The comments came at the New York GOP's annual dinner, a fundraising event set in Times Square that attracts ambitious Republicans each year eager to tap into the city's massive bank of campaign cash. Recent speakers include Texas Sen. Ted Cruz, Louisiana Gov. Bobby Jindal and former Florida Gov. Jeb Bush — each of whom is weighing a presidential bid.
Pence declared that Washington Republicans must "permanently reduce the size and scope of the federal government by restoring to the states those resources and responsibilities that are rightfully theirs under the Constitution," specifically citing education, welfare and transportation.
He used humor to distance himself from an unpopular Congress, where he served for more than a decade. "If I only had 12 years to live I'd want to live it as a member of Congress," he said, "because that was the longest 12 years of my life."
Pence may be less known on the national stage, but Republican operatives suggest he could emerge as a major player in the 2016 contest should he run.
"He's got presidential qualities," New York Republican Party Chairman Ed Cox said.

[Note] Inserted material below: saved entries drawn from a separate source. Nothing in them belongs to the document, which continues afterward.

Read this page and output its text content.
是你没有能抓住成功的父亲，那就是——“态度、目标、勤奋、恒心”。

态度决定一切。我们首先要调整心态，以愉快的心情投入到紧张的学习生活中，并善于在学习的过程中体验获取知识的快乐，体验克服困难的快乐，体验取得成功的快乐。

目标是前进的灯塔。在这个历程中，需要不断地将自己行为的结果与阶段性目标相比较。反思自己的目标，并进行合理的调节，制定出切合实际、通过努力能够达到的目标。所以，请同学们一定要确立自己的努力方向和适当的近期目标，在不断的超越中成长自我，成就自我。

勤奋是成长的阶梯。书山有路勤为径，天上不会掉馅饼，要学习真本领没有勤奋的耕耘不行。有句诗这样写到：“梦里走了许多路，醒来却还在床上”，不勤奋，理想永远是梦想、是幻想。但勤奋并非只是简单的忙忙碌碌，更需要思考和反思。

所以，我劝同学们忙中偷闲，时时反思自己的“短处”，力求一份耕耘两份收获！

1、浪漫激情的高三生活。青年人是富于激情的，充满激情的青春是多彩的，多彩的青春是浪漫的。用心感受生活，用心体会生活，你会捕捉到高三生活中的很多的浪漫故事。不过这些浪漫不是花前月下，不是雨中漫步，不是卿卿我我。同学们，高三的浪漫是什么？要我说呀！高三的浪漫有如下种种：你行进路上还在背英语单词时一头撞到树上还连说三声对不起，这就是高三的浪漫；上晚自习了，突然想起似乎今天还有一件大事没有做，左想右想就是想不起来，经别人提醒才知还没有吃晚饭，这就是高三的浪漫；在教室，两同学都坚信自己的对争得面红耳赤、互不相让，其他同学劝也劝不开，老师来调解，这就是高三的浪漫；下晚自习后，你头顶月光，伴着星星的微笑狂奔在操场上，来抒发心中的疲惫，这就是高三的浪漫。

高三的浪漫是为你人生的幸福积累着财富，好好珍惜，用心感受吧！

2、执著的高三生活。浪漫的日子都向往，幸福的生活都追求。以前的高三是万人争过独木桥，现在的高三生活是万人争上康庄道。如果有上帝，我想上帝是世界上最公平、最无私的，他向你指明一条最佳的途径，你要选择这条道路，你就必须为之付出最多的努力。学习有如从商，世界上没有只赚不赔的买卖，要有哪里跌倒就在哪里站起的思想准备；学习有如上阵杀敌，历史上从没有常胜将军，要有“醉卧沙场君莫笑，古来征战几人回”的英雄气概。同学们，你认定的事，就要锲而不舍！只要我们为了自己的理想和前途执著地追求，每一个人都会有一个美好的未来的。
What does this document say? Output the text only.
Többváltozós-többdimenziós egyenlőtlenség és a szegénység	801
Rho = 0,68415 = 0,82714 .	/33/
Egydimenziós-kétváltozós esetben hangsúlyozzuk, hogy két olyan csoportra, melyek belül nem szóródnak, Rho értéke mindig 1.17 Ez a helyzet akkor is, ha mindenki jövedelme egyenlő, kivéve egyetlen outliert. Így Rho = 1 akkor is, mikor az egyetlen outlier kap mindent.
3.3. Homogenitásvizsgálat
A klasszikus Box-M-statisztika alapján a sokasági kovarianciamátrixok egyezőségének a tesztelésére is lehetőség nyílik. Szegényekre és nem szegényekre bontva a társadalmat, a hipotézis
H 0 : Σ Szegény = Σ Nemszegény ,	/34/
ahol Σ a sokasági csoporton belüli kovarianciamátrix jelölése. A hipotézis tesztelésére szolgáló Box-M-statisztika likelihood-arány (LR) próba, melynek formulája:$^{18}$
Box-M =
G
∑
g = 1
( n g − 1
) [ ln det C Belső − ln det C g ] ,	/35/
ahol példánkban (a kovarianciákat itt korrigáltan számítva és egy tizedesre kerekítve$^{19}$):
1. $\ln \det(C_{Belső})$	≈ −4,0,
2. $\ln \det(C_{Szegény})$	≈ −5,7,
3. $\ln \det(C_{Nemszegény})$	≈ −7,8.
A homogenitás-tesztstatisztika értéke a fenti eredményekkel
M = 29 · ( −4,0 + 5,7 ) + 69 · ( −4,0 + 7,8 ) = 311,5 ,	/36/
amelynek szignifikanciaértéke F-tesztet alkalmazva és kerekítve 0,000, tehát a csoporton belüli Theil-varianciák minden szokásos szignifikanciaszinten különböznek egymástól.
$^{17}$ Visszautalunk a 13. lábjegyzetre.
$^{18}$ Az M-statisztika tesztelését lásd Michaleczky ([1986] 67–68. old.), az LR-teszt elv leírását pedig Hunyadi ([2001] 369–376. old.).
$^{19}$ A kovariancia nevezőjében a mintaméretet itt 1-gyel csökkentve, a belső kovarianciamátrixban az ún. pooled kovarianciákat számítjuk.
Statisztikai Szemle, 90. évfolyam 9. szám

As he mulls a White House bid a year and a half into his first term as governor, Pence has been working to strengthen his national profile. Thursday's trip represented his second meeting with New York donors in as many months. He followed the first New York appearance by pitching a plan to expand health insurance coverage for low-income Indiana residents during a speech at a conservative think tank in Washington.
He has also been strengthening ties to Republicans in other states, headlining events for the Wisconsin and Alabama GOP in recent weeks.
At the same time, he's bolstering his foreign policy credentials. The Indiana governor is taking a group of business leaders on a jobs mission to the United Kingdom in July. During an economic trade mission to Germany last May, Pence took the unusual step of criticizing the president while abroad when he faulted President Barack Obama's handling of the situation in Ukraine.
Pence took repeated swipes at Obama's international leadership on Thursday. "The foreign policy of this administration has made the world less safe," he said, "and must be replaced with a policy of peace through strength."
Pence is popular with Indiana voters and has allies among national establishment Republicans and evangelical voters alike.
"Mike Pence is a successful governor and a full-spectrum conservative who could attract support from many different lanes in the Republican Party. He's also one of the best communicators we have," said GOP operative Phil Musser, a veteran of presidential politics.
Pence also has strong ties to billionaire conservative donors Charles and David Koch, whose political network pumped tens of millions of dollars into the last presidential race.
Elected to his first term as governor in 2012, Pence had weighed a challenge to Obama's re-election. He has been saying for months that he is "listening" to national conservatives interested in seeing him make a presidential bid.